Kebijakan Pendidikan Tinggi diatur dalam Pasal 50 Undang-Undang Pendidikan Tinggi No. 12 Tahun 2012 yang berbunyi:
Kerja sama internasional Pendidikan Tinggi merupakan proses interaksi dalam pengintegrasian dimensi internasional ke dalam kegiatan akademik untuk berperan dalam pergaulan internasional tanpa kehilangan nilai-nilai keindonesiaan.
Kerja sama internaisonal harus didasarkan pada prinsip kesetaraan dan saling menghormati dengan mempromosikan ilmu pengetahuan, teknologi, dan nilai kemanusiaan yang memberi manfaat bagi kehidupan manusia.
Kerja sama internasional mencakup bidang pendidikan, penelitian, dan pengabdian kepada masyarakat.
Kerja sama internasional dalam pengembangan pendidikan tinggi dapat dilakukan antara lain melalui:
hubungan antara lembaga Pendidikan Tinggi di Indonesia dan lembaga Pendidikan Tinggi negara lain dalam kegiatan penyelenggaraan Pendidikan yang bermutu.
pengembangan pusat kajian Indonesia dan budaya lokal pada Perguruan Tinggi di dalam dan di luar negeri
pembentukan komunitas yang mandiri
Kebijakan nasional mengenai kerja sama internasional Pendidikan Tinggi ditetapkan dalam Peraturan Menteri.
Kurang sinerginya Pemerintah dan Perguruan Tinggi tercermin disini dan terkesan hanya mengawasi saja.
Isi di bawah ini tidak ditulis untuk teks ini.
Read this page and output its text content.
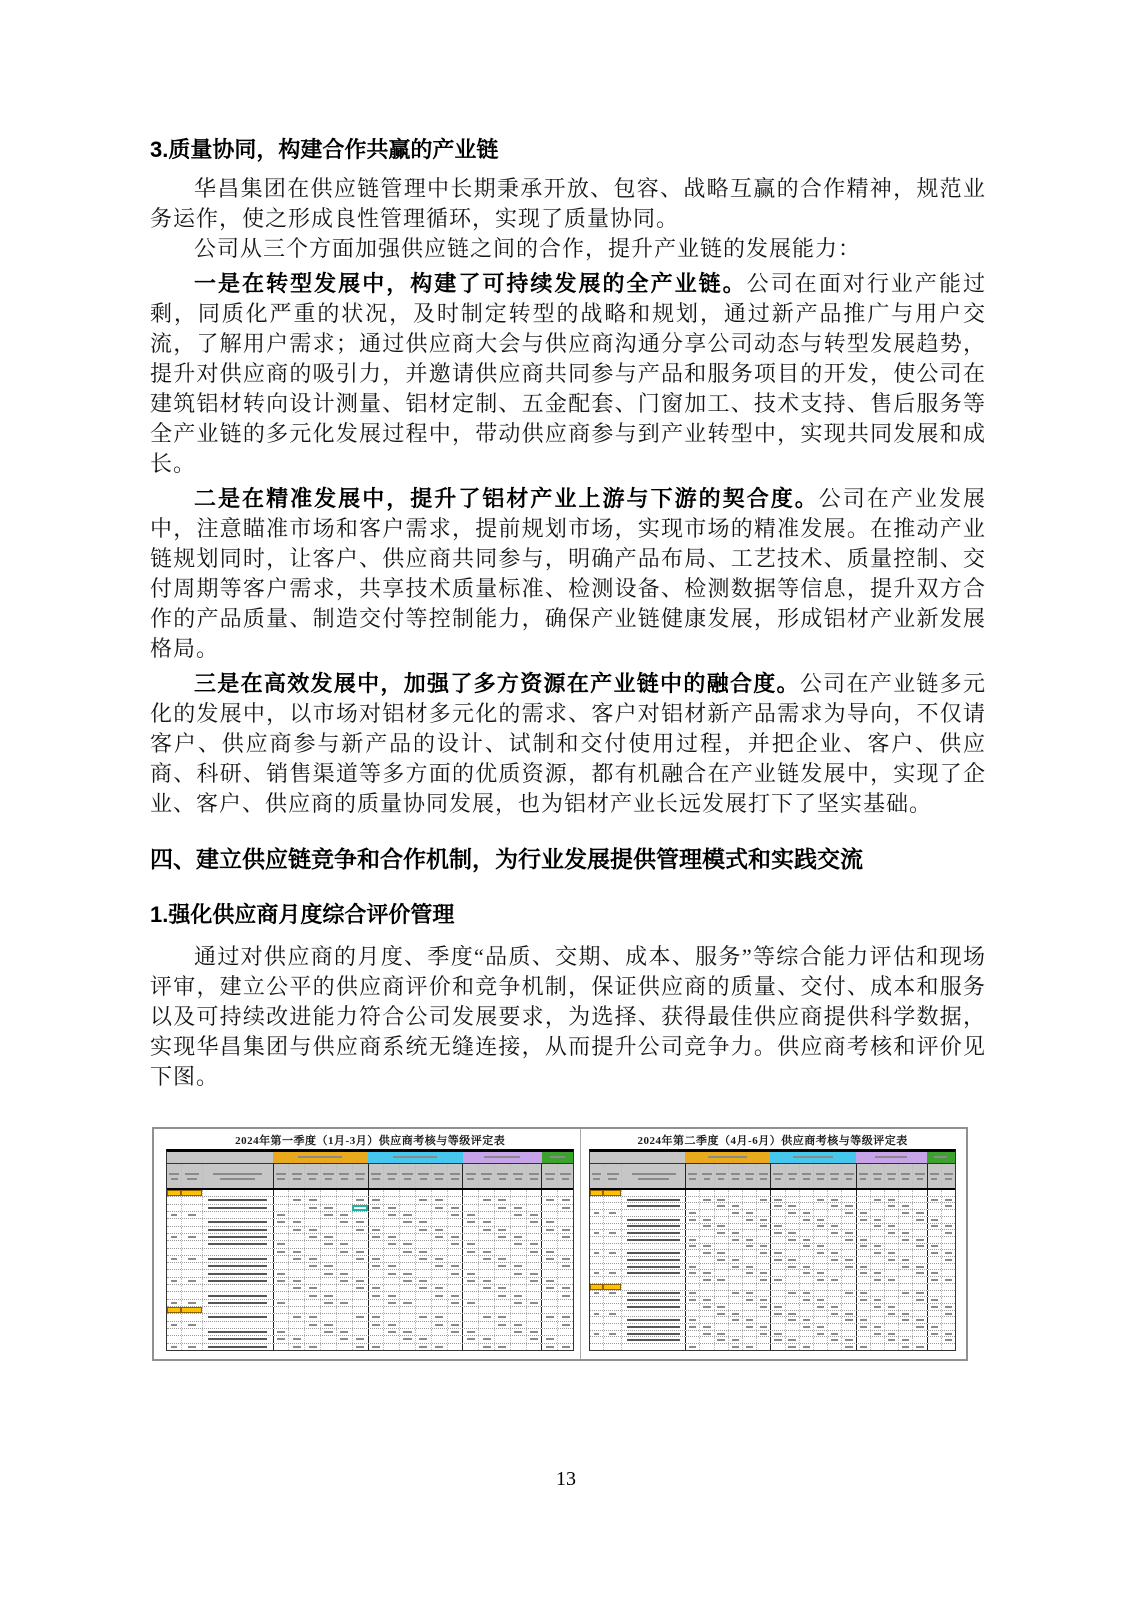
3.质量协同，构建合作共赢的产业链

华昌集团在供应链管理中长期秉承开放、包容、战略互赢的合作精神，规范业务运作，使之形成良性管理循环，实现了质量协同。

公司从三个方面加强供应链之间的合作，提升产业链的发展能力：

一是在转型发展中，构建了可持续发展的全产业链。公司在面对行业产能过剩，同质化严重的状况，及时制定转型的战略和规划，通过新产品推广与用户交流，了解用户需求；通过供应商大会与供应商沟通分享公司动态与转型发展趋势，提升对供应商的吸引力，并邀请供应商共同参与产品和服务项目的开发，使公司在建筑铝材转向设计测量、铝材定制、五金配套、门窗加工、技术支持、售后服务等全产业链的多元化发展过程中，带动供应商参与到产业转型中，实现共同发展和成长。

二是在精准发展中，提升了铝材产业上游与下游的契合度。公司在产业发展中，注意瞄准市场和客户需求，提前规划市场，实现市场的精准发展。在推动产业链规划同时，让客户、供应商共同参与，明确产品布局、工艺技术、质量控制、交付周期等客户需求，共享技术质量标准、检测设备、检测数据等信息，提升双方合作的产品质量、制造交付等控制能力，确保产业链健康发展，形成铝材产业新发展格局。

三是在高效发展中，加强了多方资源在产业链中的融合度。公司在产业链多元化的发展中，以市场对铝材多元化的需求、客户对铝材新产品需求为导向，不仅请客户、供应商参与新产品的设计、试制和交付使用过程，并把企业、客户、供应商、科研、销售渠道等多方面的优质资源，都有机融合在产业链发展中，实现了企业、客户、供应商的质量协同发展，也为铝材产业长远发展打下了坚实基础。

四、建立供应链竞争和合作机制，为行业发展提供管理模式和实践交流
1.强化供应商月度综合评价管理

通过对供应商的月度、季度“品质、交期、成本、服务”等综合能力评估和现场评审，建立公平的供应商评价和竞争机制，保证供应商的质量、交付、成本和服务以及可持续改进能力符合公司发展要求，为选择、获得最佳供应商提供科学数据，实现华昌集团与供应商系统无缝连接，从而提升公司竞争力。供应商考核和评价见下图。

2024年第一季度（1月-3月）供应商考核与等级评定表	2024年第二季度（4月-6月）供应商考核与等级评定表
13
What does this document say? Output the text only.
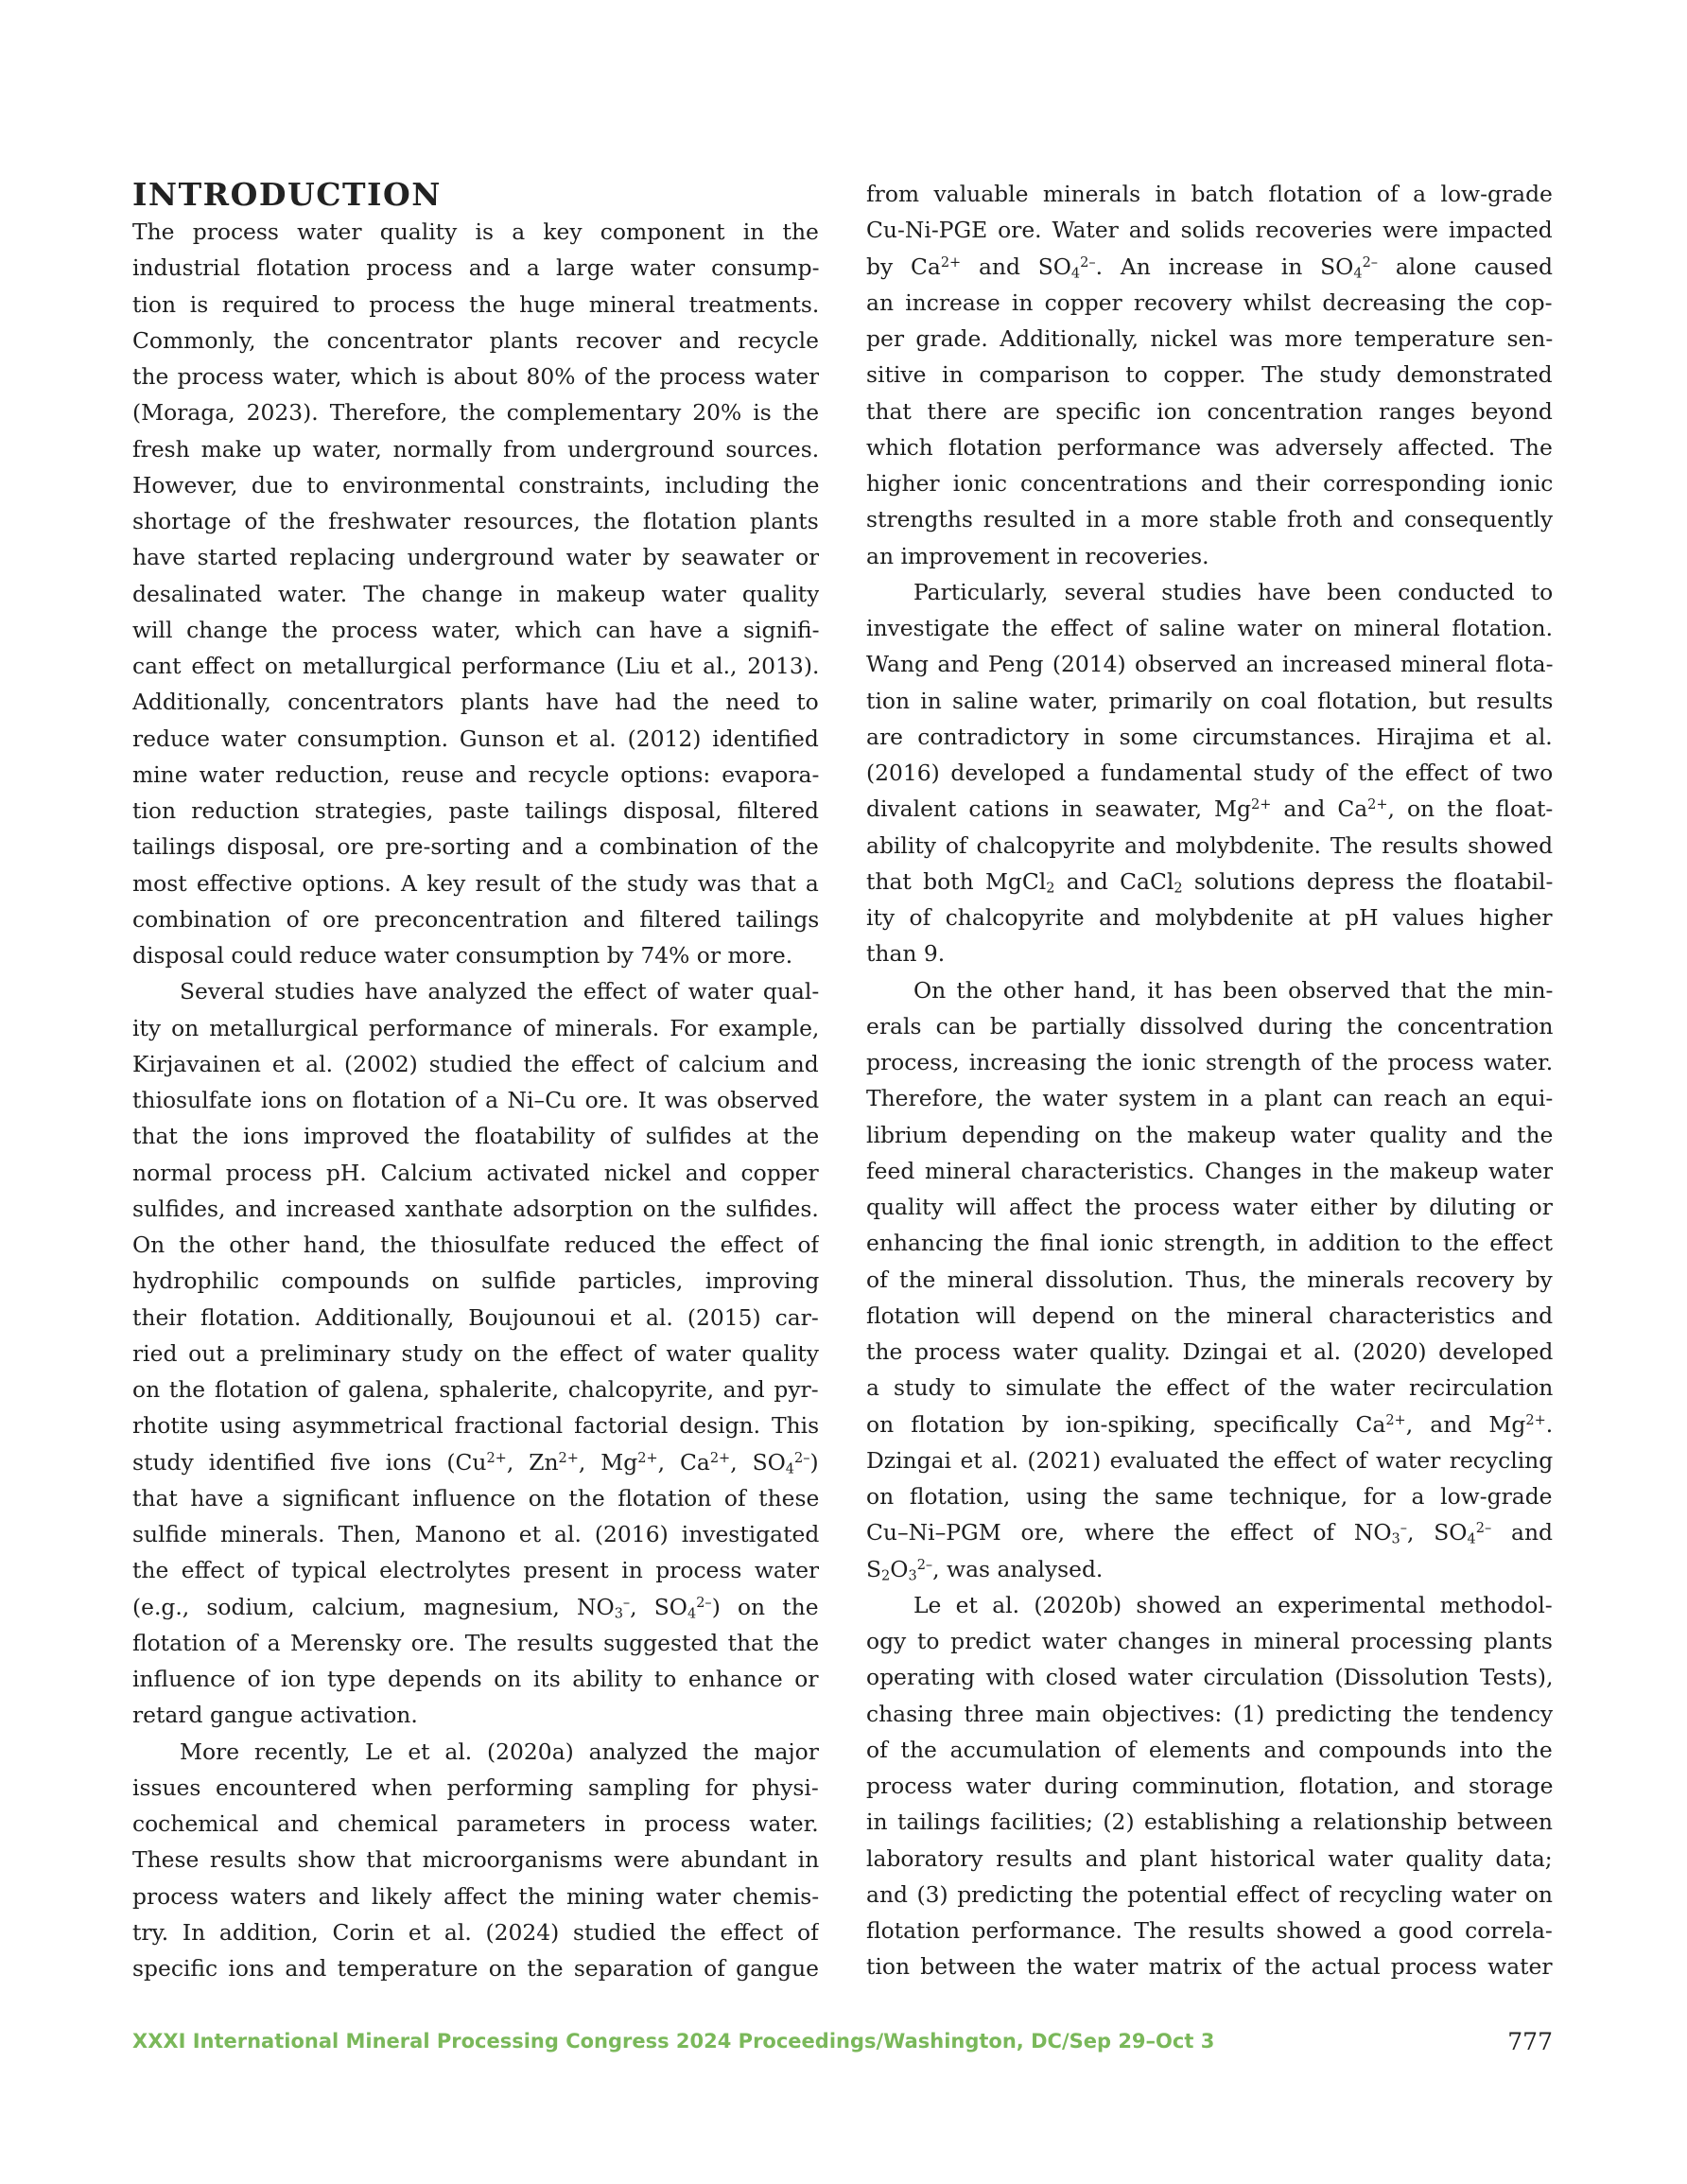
INTRODUCTION
The process water quality is a key component in the
industrial flotation process and a large water consump-
tion is required to process the huge mineral treatments.
Commonly, the concentrator plants recover and recycle
the process water, which is about 80% of the process water
(Moraga, 2023). Therefore, the complementary 20% is the
fresh make up water, normally from underground sources.
However, due to environmental constraints, including the
shortage of the freshwater resources, the flotation plants
have started replacing underground water by seawater or
desalinated water. The change in makeup water quality
will change the process water, which can have a signifi-
cant effect on metallurgical performance (Liu et al., 2013).
Additionally, concentrators plants have had the need to
reduce water consumption. Gunson et al. (2012) identified
mine water reduction, reuse and recycle options: evapora-
tion reduction strategies, paste tailings disposal, filtered
tailings disposal, ore pre-sorting and a combination of the
most effective options. A key result of the study was that a
combination of ore preconcentration and filtered tailings
disposal could reduce water consumption by 74% or more.
Several studies have analyzed the effect of water qual-
ity on metallurgical performance of minerals. For example,
Kirjavainen et al. (2002) studied the effect of calcium and
thiosulfate ions on flotation of a Ni–Cu ore. It was observed
that the ions improved the floatability of sulfides at the
normal process pH. Calcium activated nickel and copper
sulfides, and increased xanthate adsorption on the sulfides.
On the other hand, the thiosulfate reduced the effect of
hydrophilic compounds on sulfide particles, improving
their flotation. Additionally, Boujounoui et al. (2015) car-
ried out a preliminary study on the effect of water quality
on the flotation of galena, sphalerite, chalcopyrite, and pyr-
rhotite using asymmetrical fractional factorial design. This
study identified five ions ($Cu^{2+}$, $Zn^{2+}$, $Mg^{2+}$, $Ca^{2+}$, $SO_4^{2-}$)
that have a significant influence on the flotation of these
sulfide minerals. Then, Manono et al. (2016) investigated
the effect of typical electrolytes present in process water
(e.g., sodium, calcium, magnesium, $NO_3^-$, $SO_4^{2-}$) on the
flotation of a Merensky ore. The results suggested that the
influence of ion type depends on its ability to enhance or
retard gangue activation.
More recently, Le et al. (2020a) analyzed the major
issues encountered when performing sampling for physi-
cochemical and chemical parameters in process water.
These results show that microorganisms were abundant in
process waters and likely affect the mining water chemis-
try. In addition, Corin et al. (2024) studied the effect of
specific ions and temperature on the separation of gangue
from valuable minerals in batch flotation of a low-grade
Cu-Ni-PGE ore. Water and solids recoveries were impacted
by $Ca^{2+}$ and $SO_4^{2-}$. An increase in $SO_4^{2-}$ alone caused
an increase in copper recovery whilst decreasing the cop-
per grade. Additionally, nickel was more temperature sen-
sitive in comparison to copper. The study demonstrated
that there are specific ion concentration ranges beyond
which flotation performance was adversely affected. The
higher ionic concentrations and their corresponding ionic
strengths resulted in a more stable froth and consequently
an improvement in recoveries.
Particularly, several studies have been conducted to
investigate the effect of saline water on mineral flotation.
Wang and Peng (2014) observed an increased mineral flota-
tion in saline water, primarily on coal flotation, but results
are contradictory in some circumstances. Hirajima et al.
(2016) developed a fundamental study of the effect of two
divalent cations in seawater, $Mg^{2+}$ and $Ca^{2+}$, on the float-
ability of chalcopyrite and molybdenite. The results showed
that both MgCl$_2$ and CaCl$_2$ solutions depress the floatabil-
ity of chalcopyrite and molybdenite at pH values higher
than 9.
On the other hand, it has been observed that the min-
erals can be partially dissolved during the concentration
process, increasing the ionic strength of the process water.
Therefore, the water system in a plant can reach an equi-
librium depending on the makeup water quality and the
feed mineral characteristics. Changes in the makeup water
quality will affect the process water either by diluting or
enhancing the final ionic strength, in addition to the effect
of the mineral dissolution. Thus, the minerals recovery by
flotation will depend on the mineral characteristics and
the process water quality. Dzingai et al. (2020) developed
a study to simulate the effect of the water recirculation
on flotation by ion-spiking, specifically $Ca^{2+}$, and $Mg^{2+}$.
Dzingai et al. (2021) evaluated the effect of water recycling
on flotation, using the same technique, for a low-grade
Cu–Ni–PGM ore, where the effect of $NO_3^-$, $SO_4^{2-}$ and
$S_2O_3^{2-}$, was analysed.
Le et al. (2020b) showed an experimental methodol-
ogy to predict water changes in mineral processing plants
operating with closed water circulation (Dissolution Tests),
chasing three main objectives: (1) predicting the tendency
of the accumulation of elements and compounds into the
process water during comminution, flotation, and storage
in tailings facilities; (2) establishing a relationship between
laboratory results and plant historical water quality data;
and (3) predicting the potential effect of recycling water on
flotation performance. The results showed a good correla-
tion between the water matrix of the actual process water
XXXI International Mineral Processing Congress 2024 Proceedings/Washington, DC/Sep 29–Oct 3	777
Pemerintah terlihat tidak ikut campur dalam urusan arah kemajuan pendidikan di dalam perguruan tinggi dan memberikan keleluasaan otonom bagi perguruan tinggi untuk mengatur dan mengelola kebijakan pendidikan sendiri yang seakan dilepas untuk melihat sendiri perkembangan jaman melalui sistem birokrasi pendidikan yang tidak selaras dari kebutuhan masyarakat yang semestinya dicantumkan dalam Badan Perencanaan Pembangunan Nasional (BAPPENAS) dan secara tersirat dalam memaknai transisi dari tahun ke tahun terkait perubahan sistem pendidikan nasional, secara tidak langsung kepentingan-kepentingan kapitalisme global juga tercermin dalam UUPT 2012 ini. hubungan pendidikan tinggi dan dunia usaha dalam UUPT mempertegas bahwa tujuan pendidikan tinggi saat ini adalah melayani kebutuhan inovasi pengusaha dan mencetak tenaga kerja terdidik sesuai dengan permintaan pasar yang juga telah disepakati Indonesia dalam perjanjian Organisasi Perburuhan Internasional (ILO) yang merupakan badan Perserikatan Bangsa-bangsa (PBB) dengan tanggung jawab internasional khusus mengenai ketenagakerjaan yang berkantor pusat di Jenewa. ILO mendukung Indonesia untuk mencapai tujuan menciptakan lapangan kerja yang layak melalui program dan kegiatan di tiga area utama. program-program ILO di Indonesia sebagai berikut:
Menghapuskan Eksploitasi di Tempat kerja:
Kemajuan yang efektif dengan pelaksanaaj Rencana Aksi Nasional tentang bentuk-bentuk terburuk pekerjaan untuk anak.
Meningkatkan manajemen migrasi kerja dan perlindungan yang lebih baik bagi pekerja/buruh Indonesia, khususnya pekerja rumah tangga.
Penciptaan lapangan kerja untuk mengurangi kemiskinan dan pemulihan mata pencaharian khususnya bagi kaum muda:
Target ketenagakerjaan dalam Rencana Pembangunan Jangka Menengah melalui kebijakan dan program dengan penekanan pada pertumbuhan lapangan kerja pro-kaum miskin.
pelaksanaan program ketenagakerjaan dan mata pencaharian yang intensif untuk wilayah terkena dampak krisis khususnya Aceh, Sumatra Utara dan sejumlah wilayah Indonesia Timur.
Sistem dan Kebijakan pendidikan dan pelatihan untuk membekali kaum muda dengan kemampuan kerja dan wiraswasta.
Dialog sosial untuk pertumbuhan ekonomi serta prinsip dan hak mendasar di tempat kerja:
Penerapan peraturan dan praktik ketenagakerjaan yang sejalan dengan prinsip-prinsip dan hak-hak mendasar di tempat kerja termasuk dengan memperkokoh administrasi ketenagakerjaan.
para pengusaha dan serikat pekerja/buruh melalui kerjasama biparit memperoleh hasil berupa fleksibilitas pasar kerja dan keamanan kerja.
Bidang-bidang penting lainya bagi dukungan ILO terkait dengan program kesetaraan gender, pengembangan program-program HIV/AIDS di dunia kerja, serta meningkatkan jaminan sosial melalui keselamatan dan kerja (K3). Dari sini terlihat bahwa memang kebijakan-kebijakan didalam negeri sangat terpengaruh oleh kebijakan luar negeri yang notabenya menginginkan negara-negara yang lahir pasca perang dunia 2 tetap menjadi negara pekerja bagi industri kapitalis eropa. sehingga ketetapan isi dari perjanjian sangat mengikat untuk terus menjadikan pekerja di tanah sendiri sebagai anggapan yang lumrah dan bahkan sampai merambah pada sistem pendidikan seperti di Indonesia saat ini. kesimpulan yang bisa dijadian pelajaran adalah mengkaji ulang pernyataan “Lulusan Sarjan di Indonesia kurang berkualitas”., Mengkaji ulang pernyataan “lulusan sarjana pilih-pilih kerja”. dan wacana impor rektor oleh Kemenrisetdikti baru-baru ini.